Pendant six jours, il erra dans les rues sans trop s'éloigner de chez lui. Il espérait entendre quelqu'un l'appeler, voir des affiches à son effigie, savoir qu'on le cherchait. Mais rien de tout cela ne se produit. Sa mère était inquiète, il en était sûr. Si elle ne faisait pas grand chose pour lui, c'était parce qu'elle avait peur de son père. Il devait rentrer ou il allait lui faire encore plus de mal. S'il avait été plus fort, il aurait pu se sauver avec elle et commencer à vivre... Trop, il pensait trop. Il devait se changer les idées. Il rentrerait le lendemain. Son ventre lui faisait mal. Il n'avait presque plus d'argent. Ses rêves de fuite étaient tout bonnement irréalisables.
Sous la pluie, il courut jusqu'au seul bar affichant des prix acceptables qu'il connaissait. Le goût des shots était tout simplement horrible, mais l'effet restait le même qu'avec l'alcool de qualité. Il avait besoin de se perdre un peu.

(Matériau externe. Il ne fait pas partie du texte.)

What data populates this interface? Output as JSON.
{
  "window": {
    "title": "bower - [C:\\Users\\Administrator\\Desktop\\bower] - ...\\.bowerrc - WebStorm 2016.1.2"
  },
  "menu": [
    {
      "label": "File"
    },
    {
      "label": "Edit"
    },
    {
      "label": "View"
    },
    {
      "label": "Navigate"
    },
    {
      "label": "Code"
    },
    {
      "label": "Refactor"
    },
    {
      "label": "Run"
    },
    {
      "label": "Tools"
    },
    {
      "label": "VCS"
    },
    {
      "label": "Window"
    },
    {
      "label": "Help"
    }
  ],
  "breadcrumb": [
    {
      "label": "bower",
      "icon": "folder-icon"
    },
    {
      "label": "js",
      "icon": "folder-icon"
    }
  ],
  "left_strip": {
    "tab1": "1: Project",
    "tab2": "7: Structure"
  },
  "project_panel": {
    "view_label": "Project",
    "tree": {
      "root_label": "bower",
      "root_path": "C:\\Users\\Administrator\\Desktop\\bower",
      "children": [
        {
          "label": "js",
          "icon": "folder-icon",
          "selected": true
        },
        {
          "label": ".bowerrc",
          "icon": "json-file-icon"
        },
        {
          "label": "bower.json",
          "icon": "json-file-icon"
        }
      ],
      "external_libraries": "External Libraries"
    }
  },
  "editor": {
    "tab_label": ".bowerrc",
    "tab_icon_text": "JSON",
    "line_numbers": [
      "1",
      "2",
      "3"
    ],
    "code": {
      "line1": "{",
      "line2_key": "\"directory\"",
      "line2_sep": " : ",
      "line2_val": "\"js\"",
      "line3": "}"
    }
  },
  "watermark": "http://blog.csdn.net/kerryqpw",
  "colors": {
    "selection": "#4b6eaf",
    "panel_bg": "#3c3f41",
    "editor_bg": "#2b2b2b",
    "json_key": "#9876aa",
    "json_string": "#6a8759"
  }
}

Malheureusement, sa fortune ne lui offrit pas assez de verres pour sentir plus qu'un léger vertige. Il ne savait pas si c'était à cause de ses gènes paternels ou une conséquence de ses fréquentes visites mais quelques verres ne lui suffisaient jamais. Ce pour quoi il venait, c'était la bouteille. Son salut se présenta sous la forme de Julie-Anne, alias Jules. Elle était dans son cours d'anglais du jeudi, le seul auquel il allait encore - mais ça n'avait rien à voir avec elle, il ne voulait simplement pas finir illettré. Des histoires circulaient à son sujet, certains disaient qu'elle était strip-teaseuse ou prostituée, d'autres qu'elle avait avorté plusieurs fois, d'autres encore que son père faisait partie de la mafia. Son image n'était donc pas la plus blanche qui soit. Cependant, ça n'empêcha pas Blackwood de lui sourire avant de baisser les yeux vers son décolleté. Ce n'était même pas volontaire, elle avait un tatouage de serpent qui se terminait on ne sait où dans son T-shirt. La jeune fille n'y fit pas attention, ses yeux scannaient l'endroit et les visages qui l'entouraient. Elle semblait tout aussi perdue que lui et n'avait pas un sou. Elle se faufila aux toilettes quand le barman tourna la tête, et vint s'asseoir à sa table quand elle sortit. Il ne put s'empêcher de remarquer les marques sur ses bras. Il avait les mêmes, laissées par de mauvaises aiguilles achetées sous un pont ou derrière la caserne désaffectée. Il ne pensa même pas à lui prêter sa veste quand le bar ferma. Être serviable n'était pas dans ses habitudes.
Sans se consulter, ils partirent dans la même direction. Le trajet fut silencieux ; ils n'avaient rien à se dire. Leurs vies respectives étaient minables, ils en étaient conscients, mais se lamenter ne servait à rien. Zach avait encore le désir d'oublier, pendant quelques instants au moins. Alors quand Jules le conduisit dans une ruelle sombre entre deux bâtiments et défit sa ceinture, il se laissa faire. Il n'oublia pas, mais c'était mieux que rien.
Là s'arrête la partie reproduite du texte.